Dengue viruses serotypes 2 and 4 exhibit distinct infection kinetics and modulation of anti-viral immune responses in human tonsil histocultures

Dengue virus (DENV) is the most prevalent mosquito-borne viral disease with over ten million cases worldwide. There are four antigenically distinct, co-circulating DENV serotypes (DENV 1-4) capable of infecting humans. Given the lack of immunocompetent animal models and the limitations of known cell culture models, more physiologically relevant experimental models are needed to recapitulate DENV infection and host immune responses. Building on previous observations that DENV-2 and DENV-4 serotypes elicit distinct innate immune responses in monocyte-derived dendritic cells (moDC) in vitro, we utilized a human tonsil histoculture (HC) model to further investigate serotype-specific differences within the physiologically relevant human lymphoid environment.
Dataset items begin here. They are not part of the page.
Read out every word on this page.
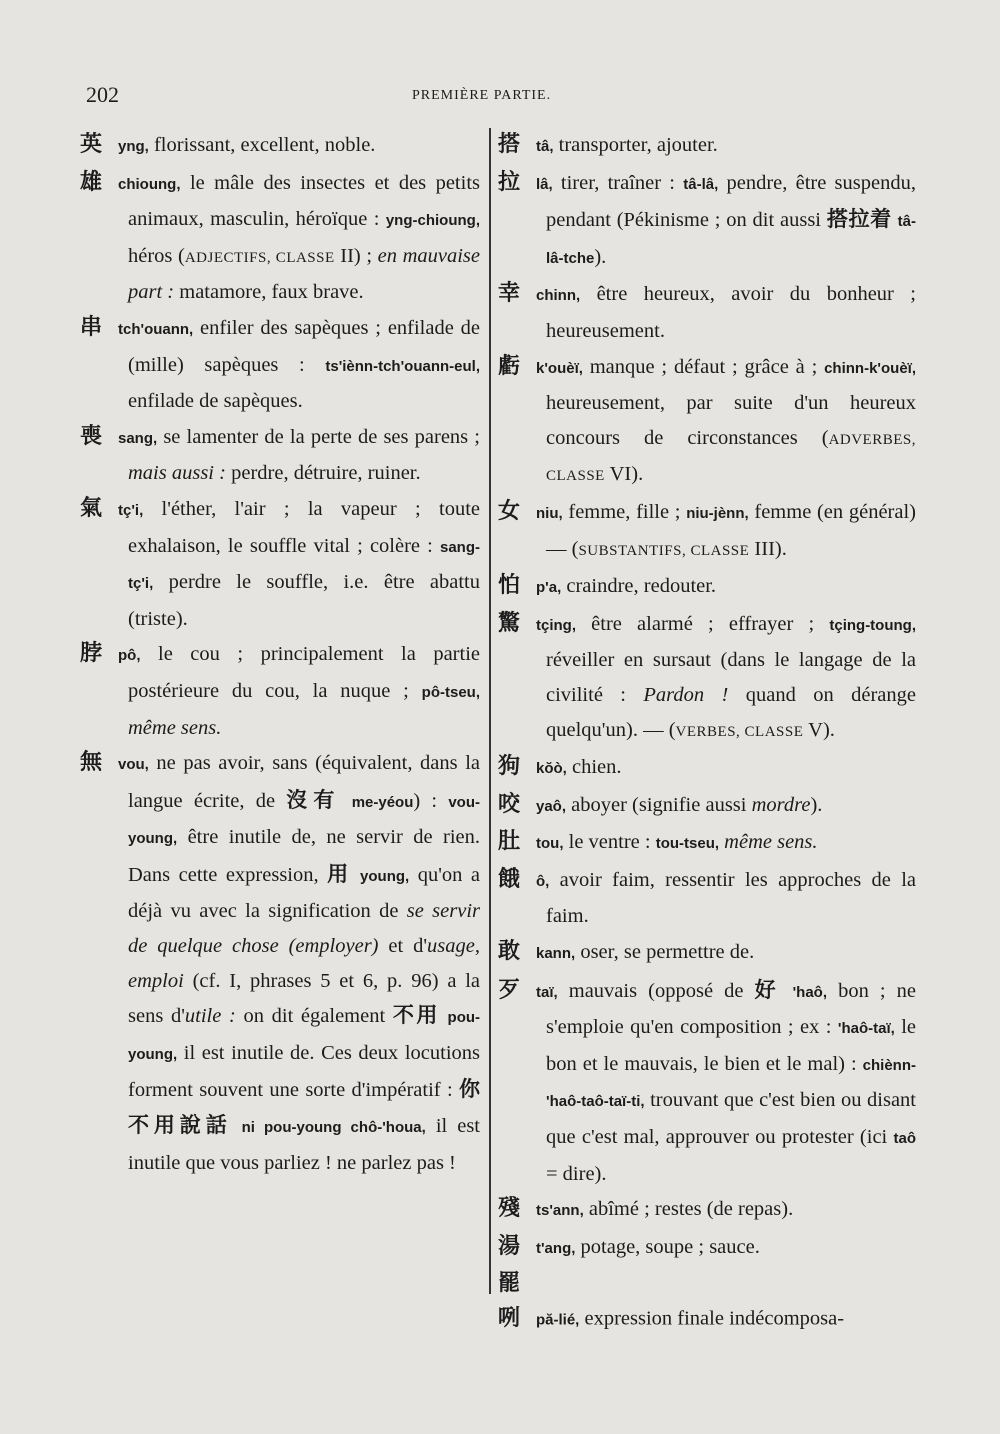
202	PREMIÈRE PARTIE.
英 yng, florissant, excellent, noble.
雄 chioung, le mâle des insectes et des petits animaux, masculin, héroïque : yng-chioung, héros (ADJECTIFS, CLASSE II) ; en mauvaise part : matamore, faux brave.
串 tch'ouann, enfiler des sapèques ; enfilade de (mille) sapèques : ts'iènn-tch'ouann-eul, enfilade de sapèques.
喪 sang, se lamenter de la perte de ses parens ; mais aussi : perdre, détruire, ruiner.
氣 tç'i, l'éther, l'air ; la vapeur ; toute exhalaison, le souffle vital ; colère : sang-tç'i, perdre le souffle, i.e. être abattu (triste).
脖 pô, le cou ; principalement la partie postérieure du cou, la nuque ; pô-tseu, même sens.
無 vou, ne pas avoir, sans (équivalent, dans la langue écrite, de 沒有 me-yéou) : vou-young, être inutile de, ne servir de rien. Dans cette expression, 用 young, qu'on a déjà vu avec la signification de se servir de quelque chose (employer) et d'usage, emploi (cf. I, phrases 5 et 6, p. 96) a la sens d'utile : on dit également 不用 pou-young, il est inutile de. Ces deux locutions forment souvent une sorte d'impératif : 你不用說話 ni pou-young chô-'houa, il est inutile que vous parliez ! ne parlez pas !
搭 tâ, transporter, ajouter.
拉 lâ, tirer, traîner : tâ-lâ, pendre, être suspendu, pendant (Pékinisme ; on dit aussi 搭拉着 tâ-lâ-tche).
幸 chinn, être heureux, avoir du bonheur ; heureusement.
虧 k'ouèï, manque ; défaut ; grâce à ; chinn-k'ouèï, heureusement, par suite d'un heureux concours de circonstances (ADVERBES, CLASSE VI).
女 niu, femme, fille ; niu-jènn, femme (en général) — (SUBSTANTIFS, CLASSE III).
怕 p'a, craindre, redouter.
驚 tçing, être alarmé ; effrayer ; tçing-toung, réveiller en sursaut (dans le langage de la civilité : Pardon ! quand on dérange quelqu'un). — (VERBES, CLASSE V).
狗 kŏò, chien.
咬 yaô, aboyer (signifie aussi mordre).
肚 tou, le ventre : tou-tseu, même sens.
餓 ô, avoir faim, ressentir les approches de la faim.
敢 kann, oser, se permettre de.
歹 taï, mauvais (opposé de 好 'haô, bon ; ne s'emploie qu'en composition ; ex : 'haô-taï, le bon et le mauvais, le bien et le mal) : chiènn-'haô-taô-taï-ti, trouvant que c'est bien ou disant que c'est mal, approuver ou protester (ici taô = dire).
殘 ts'ann, abîmé ; restes (de repas).
湯 t'ang, potage, soupe ; sauce.
罷咧 pă-lié, expression finale indécomposa-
We show that human tonsil HCs preserved their tissue cytoarchitecture for up to 6 days in culture, including maintaining functional germinal centers and diverse immune populations within T and B cell compartments. Exposure of tonsil HCs to DENV-2 and DENV-4 showed that DENV-4 replication peaked earlier and induced enhanced innate immune activation compared to DENV-2, consistent with previous observations in human DCs. Moreover, by leveraging the structural and cellular complexity of the HC system, we further identified that DENV E protein co-localized with HLA-DR+ antigen-presenting cells, confirming that DENV-infected cells within tonsil HCs predominantly express antigen-presenting cell markers. Altogether, these findings demonstrate that different DENV serotypes can exhibit different viral replication dynamics and induce distinct immune responses within human lymphoid tissue. This establishes human tonsil HCs as human model system with intact cytoarchitecture that closely mirrors lymph node structure and function, providing a powerful platform to study antigen-driven and virus-specific human immune responses and ultimately to evaluate vaccine candidates and antiviral therapeutics.